So back in the summer of 1935, some folks down in Australia were having problems with a beetle's larvae that were nomming on the sugar cane roots and harming crops. Since traditional methods of getting rid of the pest failed, they decided a good approach would be to introduce a few cane toads to go eat the beetles... a hundred or so of them in a couple of places in the north east. Seemed like a good solution.
Fast forward to today, there's now hundreds of millions of the things happily munching their way across the country, even evolving traits that help them move faster. They are spreading at a rate of 60km/year, trashing the ecosystem of everything but the dratted beetles they were introduced to combat. See the problem is that they're toxic and none of the native biosphere had evolved in the presence of that toxin, thus they had no natural predators and any potential predator deciding to eat one of these toads is likely to eat little else afterwards.

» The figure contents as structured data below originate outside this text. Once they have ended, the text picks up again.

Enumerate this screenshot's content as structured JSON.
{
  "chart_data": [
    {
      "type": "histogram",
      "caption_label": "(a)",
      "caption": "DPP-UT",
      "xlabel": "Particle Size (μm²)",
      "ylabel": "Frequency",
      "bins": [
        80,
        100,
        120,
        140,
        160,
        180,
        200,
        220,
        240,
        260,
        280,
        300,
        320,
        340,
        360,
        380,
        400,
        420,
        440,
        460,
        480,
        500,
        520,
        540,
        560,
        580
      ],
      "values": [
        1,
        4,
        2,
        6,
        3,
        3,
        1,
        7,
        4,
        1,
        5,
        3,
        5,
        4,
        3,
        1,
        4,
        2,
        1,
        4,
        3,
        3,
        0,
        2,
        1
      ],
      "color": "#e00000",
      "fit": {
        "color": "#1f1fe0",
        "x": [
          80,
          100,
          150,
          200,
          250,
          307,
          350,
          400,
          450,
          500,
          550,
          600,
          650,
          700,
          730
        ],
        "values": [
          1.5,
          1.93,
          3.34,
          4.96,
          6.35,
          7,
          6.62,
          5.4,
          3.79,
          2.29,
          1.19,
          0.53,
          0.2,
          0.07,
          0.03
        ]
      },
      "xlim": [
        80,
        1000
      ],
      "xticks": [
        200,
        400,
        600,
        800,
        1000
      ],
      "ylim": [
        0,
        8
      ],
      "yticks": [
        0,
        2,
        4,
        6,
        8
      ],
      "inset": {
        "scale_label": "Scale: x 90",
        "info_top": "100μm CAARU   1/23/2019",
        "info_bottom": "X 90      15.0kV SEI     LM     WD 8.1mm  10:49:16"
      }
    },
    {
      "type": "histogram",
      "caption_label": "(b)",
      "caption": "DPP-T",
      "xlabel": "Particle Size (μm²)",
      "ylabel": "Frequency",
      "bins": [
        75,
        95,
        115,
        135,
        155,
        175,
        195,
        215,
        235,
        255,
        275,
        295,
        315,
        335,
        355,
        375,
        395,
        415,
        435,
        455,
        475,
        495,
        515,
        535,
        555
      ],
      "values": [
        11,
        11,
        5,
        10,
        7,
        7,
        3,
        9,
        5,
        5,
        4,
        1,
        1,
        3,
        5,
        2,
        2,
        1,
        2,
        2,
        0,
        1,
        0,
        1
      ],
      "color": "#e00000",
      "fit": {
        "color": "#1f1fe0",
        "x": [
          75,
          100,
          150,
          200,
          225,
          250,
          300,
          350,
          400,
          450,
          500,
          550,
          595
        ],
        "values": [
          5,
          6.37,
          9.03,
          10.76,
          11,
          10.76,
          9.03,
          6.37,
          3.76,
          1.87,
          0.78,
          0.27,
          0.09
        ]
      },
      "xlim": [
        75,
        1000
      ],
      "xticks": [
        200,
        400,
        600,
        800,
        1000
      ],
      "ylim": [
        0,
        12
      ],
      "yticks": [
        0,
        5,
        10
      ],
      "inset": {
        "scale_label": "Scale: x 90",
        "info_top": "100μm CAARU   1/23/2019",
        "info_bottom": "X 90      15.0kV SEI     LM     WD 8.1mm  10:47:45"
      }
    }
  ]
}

What does this have to do with space? Two things.
Firstly, this is an example of an introduced invasive species... in the case of the toads it was intentional, rabbits are another species that has had similar disastrous results in Australia's ecosystem. There are also examples of unintentionally introduced species, with much the same result. If space probes successfully transferred viable micro-organisms to another planet we have the risk that any micro-organisms already existing there will be overrun by our earth bred critters. That would be bad.
If we can mess up a relatively similar ecosystem with something as large and predictable as a rabbit, how much of a mess could we cause by introducing microscopic and unpredictable lifeforms to an ecosystem we know nothing about?
Secondly, the purpose of a lot of our planetary probes is to locate signs of life. Ideally currently live life, but signs that life once existed will also do in a pinch. This is kind of difficult if we're sending probes that are covered in lifeforms. It's equivalent to making a radiation detector, putting it in a uranium housing, and then releasing a study on the elevated background radiation in your location. You can't reliably detect something if your detection equipment is contaminated with the very thing you're trying to detect.
And even if the probe that is doing the detecting is clean, if another probe isn't then the life you detected might have piggybacked on that. If you want to say for certain "this life evolved on Mars" you need to ensure that it definitely didn't arrive on a probe.
Worst case, you introduce some lifeform to the planet and it promptly starts eradicating the life you're looking for. Red squirrels are the native species in the UK but with the way the introduced grey squirrel has been pushing them out for decades, if you were looking for signs of squirrels here then it's possible you might never encounter evidence of red squirrels.
The bottom line is that it's unlikely that such a contamination could happen but not nearly as unlikely as you'd think. If you send millions and millions of viable lifeforms or spores in to space, some of them are going to be able to survive, some of them are going to be in a spot that the solar radiation isn't hitting, some of them are going to be inside a shielded bit, some of them ... you get the idea. Accidental sterilisation isn't in the slightest bit reliable enough and the potential problems posed by the two reasons above are sufficient to justify the effort spent on trying to reduce the risk.
The argument that life could travel from Earth to Mars via meteorite is valid, but actually demonstrates why planetary protection is so important: If you find Earth micro-organisms on Mars, how do you know if they got there via meteorite and not via a probe? Knowing if life could make that trip would be very useful, in theories such as those involving the inverse, life being introduced to Earth via meteorite.